Investigation of biomarkers in a rare case of fulminant necrotizing enterocolitis in a preterm infant

Abstract

We encountered a very rare case of fulminant necrotizing enterocolitis (F-NEC) in a preterm male baby. The course of NEC and sepsis in this case was clearly different from the usual course. After onset at 14 days of life, catheter-related bloodstream infection was first assumed, and antibiotics and γ-globulin administration were started. However, 12 hours after onset, the baby's abdominal distension increased remarkably, and his entire abdominal wall turned red to purple. Escherichia coli were isolated from the blood culture, but the catheter tip culture was negative. Exchange transfusion was performed 32 hours after onset, but no significant changes were observed in the baby's general condition, and he died 46 hours after onset. The acute phase reactants of CRP and α1-acid glycoprotein increased, but haptoglobin did not. Although IL-1β and TNFα increased as expected with sepsis, IL-6, IL-8, IL-10, and G-CSF however increased to a greater extent than expected. From the above, we diagnosed the development of intestinal necrosis as a result of widespread intestinal ischemia, and that sepsis was associated with this poor condition.

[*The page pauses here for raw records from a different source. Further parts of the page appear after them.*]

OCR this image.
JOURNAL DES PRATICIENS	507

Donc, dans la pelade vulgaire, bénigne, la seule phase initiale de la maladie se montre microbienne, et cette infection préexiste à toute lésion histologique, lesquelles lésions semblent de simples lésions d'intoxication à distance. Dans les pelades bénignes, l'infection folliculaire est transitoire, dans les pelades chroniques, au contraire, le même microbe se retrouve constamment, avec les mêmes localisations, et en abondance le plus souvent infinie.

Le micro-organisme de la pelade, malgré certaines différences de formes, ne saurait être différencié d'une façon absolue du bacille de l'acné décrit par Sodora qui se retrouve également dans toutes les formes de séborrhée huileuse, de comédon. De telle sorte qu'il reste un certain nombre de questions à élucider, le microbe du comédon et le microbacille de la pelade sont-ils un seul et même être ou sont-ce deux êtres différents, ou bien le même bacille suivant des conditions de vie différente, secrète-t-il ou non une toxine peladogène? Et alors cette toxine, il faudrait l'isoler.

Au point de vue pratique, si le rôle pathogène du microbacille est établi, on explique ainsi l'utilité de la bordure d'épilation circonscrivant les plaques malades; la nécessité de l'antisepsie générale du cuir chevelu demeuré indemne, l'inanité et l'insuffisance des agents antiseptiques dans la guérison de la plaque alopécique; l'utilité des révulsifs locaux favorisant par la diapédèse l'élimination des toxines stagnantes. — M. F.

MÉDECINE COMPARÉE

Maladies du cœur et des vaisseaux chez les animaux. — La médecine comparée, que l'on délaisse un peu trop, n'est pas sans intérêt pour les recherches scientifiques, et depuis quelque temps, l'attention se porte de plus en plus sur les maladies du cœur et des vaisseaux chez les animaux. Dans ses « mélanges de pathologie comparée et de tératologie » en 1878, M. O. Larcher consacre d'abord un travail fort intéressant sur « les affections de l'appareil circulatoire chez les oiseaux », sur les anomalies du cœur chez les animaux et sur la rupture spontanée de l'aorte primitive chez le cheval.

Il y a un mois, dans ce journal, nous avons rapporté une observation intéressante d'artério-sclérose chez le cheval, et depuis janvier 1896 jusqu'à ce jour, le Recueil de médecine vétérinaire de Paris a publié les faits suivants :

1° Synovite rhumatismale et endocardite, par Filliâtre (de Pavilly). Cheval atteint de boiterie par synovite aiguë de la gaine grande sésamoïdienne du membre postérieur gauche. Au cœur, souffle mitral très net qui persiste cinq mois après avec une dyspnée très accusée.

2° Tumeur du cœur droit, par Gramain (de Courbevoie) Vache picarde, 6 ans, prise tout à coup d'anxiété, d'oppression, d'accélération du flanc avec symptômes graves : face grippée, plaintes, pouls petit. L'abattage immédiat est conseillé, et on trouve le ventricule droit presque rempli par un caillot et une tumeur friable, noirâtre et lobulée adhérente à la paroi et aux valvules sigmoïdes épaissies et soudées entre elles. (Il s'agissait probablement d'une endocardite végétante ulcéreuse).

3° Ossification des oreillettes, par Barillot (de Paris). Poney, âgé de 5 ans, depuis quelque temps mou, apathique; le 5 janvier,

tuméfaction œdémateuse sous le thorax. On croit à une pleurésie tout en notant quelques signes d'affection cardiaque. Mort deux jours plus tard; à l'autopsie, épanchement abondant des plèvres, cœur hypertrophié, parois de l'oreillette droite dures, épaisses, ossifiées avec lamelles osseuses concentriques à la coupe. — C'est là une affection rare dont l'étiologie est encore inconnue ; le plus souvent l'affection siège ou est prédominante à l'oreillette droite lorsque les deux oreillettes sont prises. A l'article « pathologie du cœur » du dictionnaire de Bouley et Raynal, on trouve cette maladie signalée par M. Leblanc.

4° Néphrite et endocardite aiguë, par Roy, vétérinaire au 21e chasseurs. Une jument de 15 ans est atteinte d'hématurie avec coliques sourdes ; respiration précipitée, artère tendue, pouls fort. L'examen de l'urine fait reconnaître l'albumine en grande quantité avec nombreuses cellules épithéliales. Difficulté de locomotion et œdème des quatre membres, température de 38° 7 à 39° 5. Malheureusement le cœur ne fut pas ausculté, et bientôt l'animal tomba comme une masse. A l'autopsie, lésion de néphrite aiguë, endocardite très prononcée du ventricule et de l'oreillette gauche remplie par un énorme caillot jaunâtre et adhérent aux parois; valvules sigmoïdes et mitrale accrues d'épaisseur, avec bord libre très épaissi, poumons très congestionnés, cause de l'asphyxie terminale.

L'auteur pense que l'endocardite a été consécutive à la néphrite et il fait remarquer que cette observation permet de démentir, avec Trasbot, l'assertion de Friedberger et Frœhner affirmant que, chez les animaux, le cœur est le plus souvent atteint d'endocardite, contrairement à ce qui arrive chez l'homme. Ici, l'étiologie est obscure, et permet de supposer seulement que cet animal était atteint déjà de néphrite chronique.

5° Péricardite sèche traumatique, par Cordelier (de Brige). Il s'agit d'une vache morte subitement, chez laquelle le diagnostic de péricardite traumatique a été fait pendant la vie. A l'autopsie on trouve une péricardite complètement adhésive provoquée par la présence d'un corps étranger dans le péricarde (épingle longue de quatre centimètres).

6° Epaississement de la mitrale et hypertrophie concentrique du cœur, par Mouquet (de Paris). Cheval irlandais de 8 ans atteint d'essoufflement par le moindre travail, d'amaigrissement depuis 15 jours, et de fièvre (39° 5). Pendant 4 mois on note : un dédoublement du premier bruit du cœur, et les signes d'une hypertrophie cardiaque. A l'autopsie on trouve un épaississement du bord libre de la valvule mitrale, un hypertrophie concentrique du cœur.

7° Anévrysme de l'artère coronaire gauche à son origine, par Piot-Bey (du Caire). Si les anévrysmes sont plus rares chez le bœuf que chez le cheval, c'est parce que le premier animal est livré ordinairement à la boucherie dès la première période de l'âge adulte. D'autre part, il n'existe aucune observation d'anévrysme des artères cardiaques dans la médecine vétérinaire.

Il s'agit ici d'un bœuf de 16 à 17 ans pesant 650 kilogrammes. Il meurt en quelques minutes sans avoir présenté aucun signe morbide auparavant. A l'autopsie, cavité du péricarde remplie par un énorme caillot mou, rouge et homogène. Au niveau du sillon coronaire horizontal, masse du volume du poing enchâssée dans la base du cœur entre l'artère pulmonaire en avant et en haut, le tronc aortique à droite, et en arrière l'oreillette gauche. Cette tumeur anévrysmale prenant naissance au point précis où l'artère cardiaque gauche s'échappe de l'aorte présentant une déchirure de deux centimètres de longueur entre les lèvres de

Keywords: acute phase reactants; cytokine profiles; fulminant necrotizing enterocolitis; high mobility group box-1; preterm infant.

Fig. 1-A.

Transition of clinical symptoms and treatment after onset: The time of onset of vomiting was set to 0 and displayed over time. → in the abdominal radiograph refers to the gas in the portal vein. The bubble gas pattern observed early after onset spread from the lower right half to occupy the entire lower half of the abdomen. Throughout the course, no free air was found in the abdomen. The blood flow in the celiac artery (CA) and superior mesenteric artery (SMA) was followed by abdominal echo. The SMA could be visualized at onset, but visualization of the CA was not possible. We noted that the blood flow velocity of the celiac artery, which seems to be compensatory, was increased. Twenty hours after onset, the abdominal wall rapidly increased in fullness, and the color of the abdominal wall became dark purple instead of inflammatory red.

Fig. 1-B.

Transition of clinical vital signs after onset: The time axis is the same as in Fig. 1-A. From the vital signs 12 hours after the onset, it can be seen that the infant had gone into shock. After that, despite all the possible treatments, there was no recovery from shock.

Fig. 2.

Time course of acute phase reactants, peripheral blood cells, and releasing enzymes before and after onset: Haptoglobin (Hp) remained negative from beginning to end. C-reactive protein (CRP) became positive 12 hours after the onset. The α1-acid glycoprotein (AGP) did not increase prior to CRP during feeding intolerance as has been previously reported. After onset, it increased slightly later than the increase in CRP. A decrease in these two acute phase proteins was seen once after exchange transfusion, but levels returned to the previous value in about half a day. White blood cell count and platelet count dropped sharply after onset. Hemoglobin did not decrease as much as the former two. Three of the releasing enzymes also increased after onset, did not increase to the same degree. Arrows mean blood exchange transfusion.

Fig. 3.

Serial changes of cytokine profiles and the three cytotoxic markers after onset: It can be seen that all six cytokines show high levels, and in particular, IL-6,-8,-10 and G-CSF have markedly elevated levels. Although these cytokines temporarily decreased after exchange transfusion, exacerbation exceeding the previous value was observed in about half a day. Considering the age of the newborn at onset, it is judged that the effect of ischemia-reperfusion injury at birth has disappeared. Based on this hypothesis, it is judged to be abnormal when these cytotoxic markers are present in the blood after onset. Considering adult reports, high mobility group box-1 (HMGB-1) and histone H3 are clearly elevated, but syndecan-1 is not significantly elevated. Serum syndecan-1 concentration in sepsis remains at a level that does not cause disseminated intravasclular coagulopathy. The arrows indicate blood exchange transfusion.